After spending a lot of time troubleshooting, I finally cracked the code on a particularly stubborn Sage 300 ERP bank reconciliation problem. This issue goes beyond a simple bug and can completely block your month-end closing process. Here's what happened and how to fix it.
The Problem Unfolds
Everything started normally when we opened the Reconcile Statements function to review a client's work. They had been struggling with the process, so I decided to walk through it step by step from the beginning.
The deposits reconciled perfectly. All items matched, and the total at the bottom tied out exactly to the bank statement. So far, so good.
Then came the withdrawals. After carefully going through each check and transaction on the statement, we selected all the appropriate items. But when we compared totals, something was wrong. The withdrawal total shown on screen didn't match the debits on the bank statement, even though we had verified that every single item was properly selected.
We ran the Withdrawal Status Report and cross-checked everything. All the selected items matched what should have been reconciled. Yet somehow, the system was showing an incorrect total withdrawal amount.
Digging Into the Database
After exhausting the usual troubleshooting steps and documentation, I decided to investigate more deeply. I created a database dump of the live company data and loaded it into a training environment so I could safely experiment without messing anything up.
In the test environment, the same problem persisted. Here's where it got interesting: I unreconciled every single item in the account, but the withdrawal total still showed $2,273.85 instead of zero. When I filtered to show only reconciled items, nothing appeared, confirming that no items were actually marked as reconciled.
This told me the total wasn't being calculated from the visible reconciliation data. Instead, it had to be stored somewhere in the database tables.
Finding the Culprit
I consulted the Data Layout documentation and opened SQL Server Management Studio to examine the BKACCT table directly. Scanning through the data, I found my phantom $2,273.85 amount stored in not one, but two fields: RECWTCLR and RECWPCLR.

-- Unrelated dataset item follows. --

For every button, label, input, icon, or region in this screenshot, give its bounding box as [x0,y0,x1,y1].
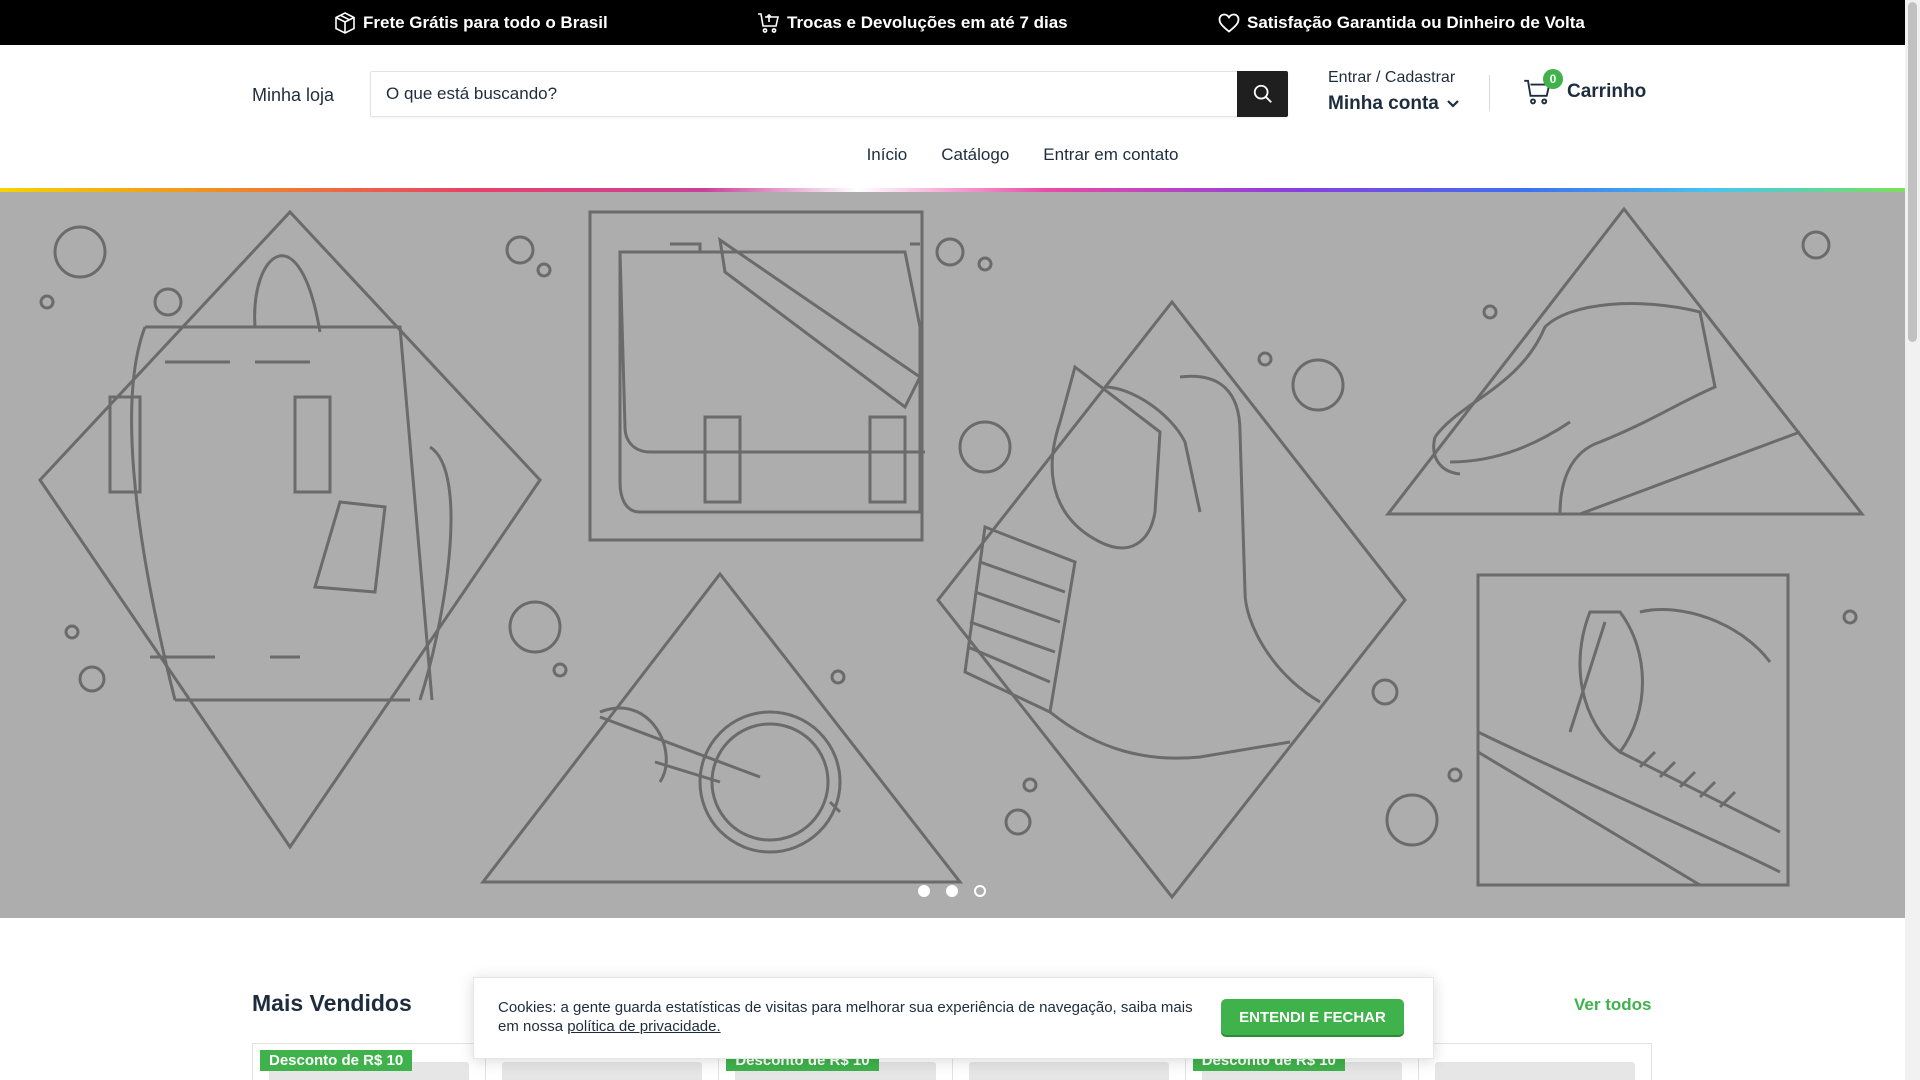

I zeroed out both fields, saved the changes, and returned to the reconciliation screen. Success. The total now correctly showed zero.
The Root Cause
The next question was how this happened in the first place. Everything had been done through Sage's standard interfaces, with no manual database editing.
Looking back through the reports, I noticed a reversal transaction for exactly the same amount as the discrepancy. This gave me a theory to test.
Reproducing the Issue
To confirm my hypothesis, I ran this test:
- Selected a $50 withdrawal for reconciliation and saved, keeping the reconciliation screen open
- Opened the Reverse Transactions screen in Bank Services
- Located and reversed the reconciled withdrawal (the system processed this without errors or warnings)
- Returned to the still-open reconciliation screen
- Selected two more $50 items for reconciliation and saved
- Closed and reopened the reconciliation screen
The result confirmed the problem: the screen showed a total of $150 (for three $50 items), but only two items were visible in the reconciliation list. The reversed item had disappeared from view, but its amount remained in the running total.
The Fix
The solution involves directly updating the BKACCT table:
- Back up your database before making any changes
- Use SQL Server Management Studio to access the BKACCT table
- Locate the problematic bank account record
- Set both RECWTCLR and RECWPCLR fields to zero
- Save the changes
- Return to the Reconcile Statements screen to verify the totals are now correct.
Prevention
The issue occurs when users reverse transactions that have already been reconciled while keeping the reconciliation screen open. To prevent this problem:
- Always close reconciliation screens before processing transaction reversals
- Train users to complete reconciliations before making any transaction changes
- Consider implementing workflow procedures that separate reconciliation and transaction modification processes
While this was initially frustrating and hard to diagnose, understanding both the cause and the fix should help anyone who encounters this particular reconciliation phantom balance issue. The key is knowing where Sage stores these running totals and how the reversal process can leave orphaned amounts in the database.